According to a study undertaken among 2,050 workers by Populus on behalf of mental health charity Mind, this situation resulted in one in ten respondents visiting their GP to obtain support. Some 7% of the total ended up on anti-depressants, with government statistics indicating a rise in such prescriptions to 39.1 million last year, up from 35.9 million in 2008. A further 5% went into counselling.
Nearly half of those questioned said that staff morale in their workplace was low due to increased amounts of pressure. About 28% indicated that they working longer hours and a third confirmed that they felt they had to compete with colleagues in order to keep their jobs.
Mind’s chief executive Paul Farmer, said: “A bad work environment can be damaging and trigger a wide range of problems from exhaustion to depression, while having a good working life is proven to be an asset for our overall mental health.”
As a result, employers had a responsibility to explore ways of helping personnel to manage stress and to promote a healthy workplace, he added.
The research also found that, over the course of their careers, 22% of workers experienced depression.
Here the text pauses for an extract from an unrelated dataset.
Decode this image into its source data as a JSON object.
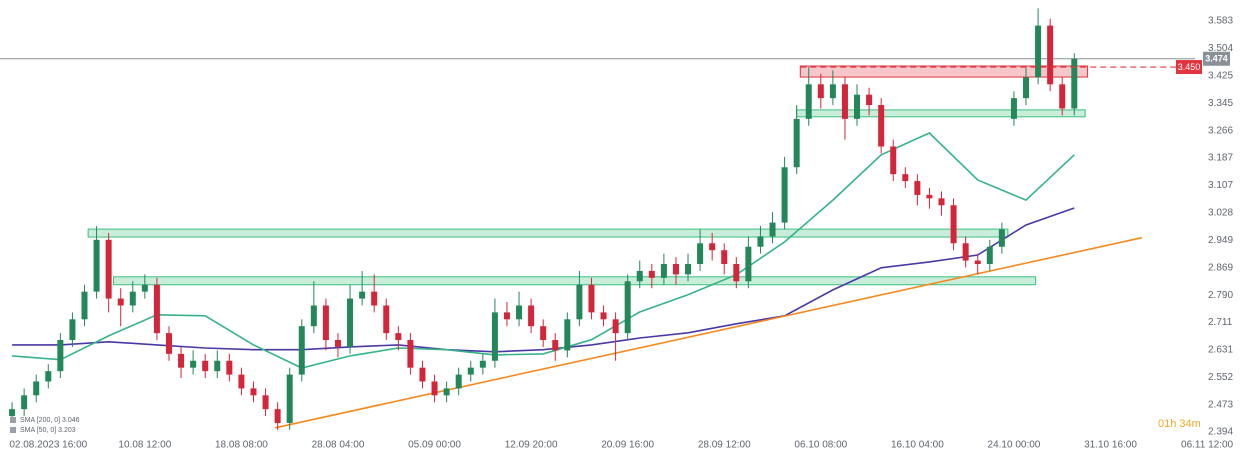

A huge one in five said that work-related stress had made them physically ill, while one of four had cried at work due to unmanageable levels of pressure.
Nearly half of all respondents had likewise lost sleep due to work-related anxiety, but a mere 38% of staff felt that their employer was doing enough to support them.
Although mental health problems are the second biggest cause of absence due to sickness, awareness and understanding of the issue is poor. According to a study by the Shaw Trust, seven out of ten employers believed that 5% or less of their personnel would suffer mental health issues during their lifetime, while only one in six were able to say what the impact might be.
“Investing in wellbeing doesn’t have to be expensive and businesses that look after their staff reap the rewards in reduced sickness absence and increased productivity. Small changes can have big results such as making sure staff take their breaks and making time to listen to their concerns,” Farmer said.